Grieving is something that happens in private and in public. As social animals, we need to share the experience as a form of affirmation and finding ways to slowly fill the space that our loved one has left in our lives. And our father left a very big space in our hearts. Sharing grief defines grief, gives it the shape and form, the finite qualities we need to see so that we can ultimately let it go. There is a phenology of grief. As we pass through the seasons, memories connected to that time of the year surface, reminding us of the deep connections this person has in our history. As we move into late summer, I am reminded of all the times we celebrated the season by taking photos in fields with the swath and the bales against a deep blue prairie sky. Of course there were family photo ops with crocuses and pussy willows every spring and snowsuits and snow drifts in the winter.

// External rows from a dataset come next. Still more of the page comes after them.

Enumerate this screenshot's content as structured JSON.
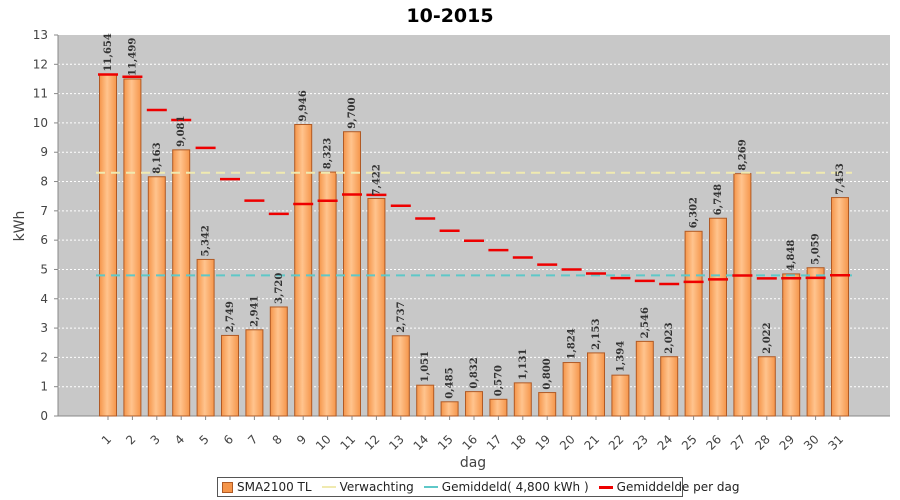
{
  "chart_data": {
    "type": "bar",
    "title": "10-2015",
    "xlabel": "dag",
    "ylabel": "kWh",
    "ylim": [
      0,
      13
    ],
    "yticks": [
      0,
      1,
      2,
      3,
      4,
      5,
      6,
      7,
      8,
      9,
      10,
      11,
      12,
      13
    ],
    "categories": [
      "1",
      "2",
      "3",
      "4",
      "5",
      "6",
      "7",
      "8",
      "9",
      "10",
      "11",
      "12",
      "13",
      "14",
      "15",
      "16",
      "17",
      "18",
      "19",
      "20",
      "21",
      "22",
      "23",
      "24",
      "25",
      "26",
      "27",
      "28",
      "29",
      "30",
      "31"
    ],
    "series": [
      {
        "name": "SMA2100 TL",
        "values": [
          11.654,
          11.499,
          8.163,
          9.081,
          5.342,
          2.749,
          2.941,
          3.72,
          9.946,
          8.323,
          9.7,
          7.422,
          2.737,
          1.051,
          0.485,
          0.832,
          0.57,
          1.131,
          0.8,
          1.824,
          2.153,
          1.394,
          2.546,
          2.023,
          6.302,
          6.748,
          8.269,
          2.022,
          4.848,
          5.059,
          7.453
        ],
        "labels": [
          "11,654",
          "11,499",
          "8,163",
          "9,081",
          "5,342",
          "2,749",
          "2,941",
          "3,720",
          "9,946",
          "8,323",
          "9,700",
          "7,422",
          "2,737",
          "1,051",
          "0,485",
          "0,832",
          "0,570",
          "1,131",
          "0,800",
          "1,824",
          "2,153",
          "1,394",
          "2,546",
          "2,023",
          "6,302",
          "6,748",
          "8,269",
          "2,022",
          "4,848",
          "5,059",
          "7,453"
        ]
      },
      {
        "name": "Verwachting",
        "value": 8.3
      },
      {
        "name": "Gemiddeld( 4,800 kWh )",
        "value": 4.8
      },
      {
        "name": "Gemiddelde per dag",
        "values": [
          11.654,
          11.577,
          10.439,
          10.099,
          9.148,
          8.082,
          7.348,
          6.895,
          7.234,
          7.343,
          7.557,
          7.546,
          7.176,
          6.739,
          6.322,
          5.979,
          5.661,
          5.41,
          5.167,
          5.0,
          4.864,
          4.706,
          4.612,
          4.504,
          4.576,
          4.66,
          4.794,
          4.695,
          4.7,
          4.712,
          4.801
        ]
      }
    ],
    "colors": {
      "bar": "#f5954a",
      "bar_light": "#ffc48e",
      "bar_edge": "#b05a25",
      "plot_bg": "#c8c8c8",
      "grid": "#ffffff",
      "verwachting": "#f0eab0",
      "gemiddeld": "#5ec8c8",
      "per_dag": "#ee0000"
    },
    "legend_position": "bottom-center"
  },
  "legend": {
    "bar": "SMA2100 TL",
    "verwachting": "Verwachting",
    "gemiddeld": "Gemiddeld( 4,800 kWh )",
    "per_dag": "Gemiddelde per dag"
  }
}
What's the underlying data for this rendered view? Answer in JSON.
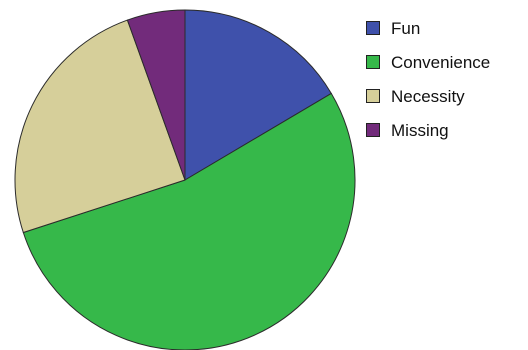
{
  "chart_data": {
    "type": "pie",
    "title": "",
    "categories": [
      "Fun",
      "Convenience",
      "Necessity",
      "Missing"
    ],
    "values": [
      16.5,
      53.5,
      24.5,
      5.5
    ],
    "colors": [
      "#3f51ab",
      "#36b84a",
      "#d6cf9a",
      "#722b7b"
    ],
    "start_angle_deg": 0,
    "direction": "clockwise",
    "legend_position": "top-right"
  }
}
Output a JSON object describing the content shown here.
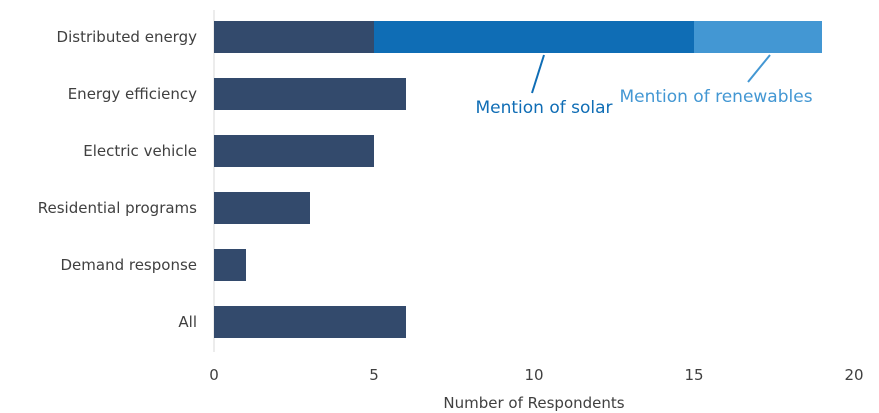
{
  "chart_data": {
    "type": "bar",
    "orientation": "horizontal",
    "stacked": true,
    "categories": [
      "Distributed energy",
      "Energy efficiency",
      "Electric vehicle",
      "Residential programs",
      "Demand response",
      "All"
    ],
    "series": [
      {
        "values": [
          5,
          6,
          5,
          3,
          1,
          6
        ],
        "color": "#334a6c"
      },
      {
        "values": [
          10,
          0,
          0,
          0,
          0,
          0
        ],
        "color": "#0f6db5"
      },
      {
        "values": [
          4,
          0,
          0,
          0,
          0,
          0
        ],
        "color": "#4397d3"
      }
    ],
    "xlabel": "Number of Respondents",
    "xlim": [
      0,
      20
    ],
    "xticks": [
      0,
      5,
      10,
      15,
      20
    ],
    "grid": false,
    "annotations": [
      {
        "text": "Mention of solar",
        "color": "#0f6db5",
        "category": "Distributed energy",
        "series_index": 1
      },
      {
        "text": "Mention of renewables",
        "color": "#4397d3",
        "category": "Distributed energy",
        "series_index": 2
      }
    ]
  }
}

Dad taught me to get outside, take my camera and let my body enjoy the natural sensory delights that surround me. He taught me to connect with people, be fully present with them on everyday activities and special occasions. He taught me to take pictures of the full range of gifts life presents, even if it’s in the metaphorical sense of storing images in your memory rather than on a hard drive. Some images burn themselves onto our heart’s memory even when there is no photographic record. There was an evening in my childhood in deep winter when I lay my snowsuit on my wooden sled, looking up at the stars and thinking how very lucky I was to live in this quiet, beautiful world. There are no photos or videos of this experience, just a really powerful and lasting memory. I can easily recall the fuggy scent of our dog Lunar drooling on me in the front seat of dad’s gas truck, the prickly texture of the sunflower stems in mom’s garden, and finding a white arrow point in the soft sand at the mouth of a gopher hole. These recollections I keep in my heart’s pocket and take them out when I need inspiration and consolation. As we head home to Saskatchewan in another celebrate of dad’s life, we are inspired by him to make every day a celebration of life itself.


I spent many hours in peaceful solitude on the prairie during my childhood, gathering critters from the dugouts to put under a microscope, taking note of the phenology of wildflowers and watching the ground squirrels play hide and seek. But I also spent many hours in the silent company of my father, collecting interesting rocks, driving to ponds to see migrating sandhill cranes and snow geese, and exploring abandoned homesteads. Sometimes dad would just invite me to jump in the car and take me and Lunar on an adventure, without a word of explanation. He’d bring his camera and we’d go look for the horned owl that liked to perch in the window of an empty farmhouse. 


We’d take photos until the sun went over the horizon and we lost the light. I miss his companionship, and think about how he would enjoy the thrum of insects around the purple coneflowers and brown-eyed Susans in the gardens in mid August in Vancouver. In honor of my father, I will stay out until dusk and photograph the bees lay sleeping in their petals until I lose the light. I will walk home, thinking how lucky I am to live in this complex, beautiful world. I will celebrate the ephemeral nature of goldenrod.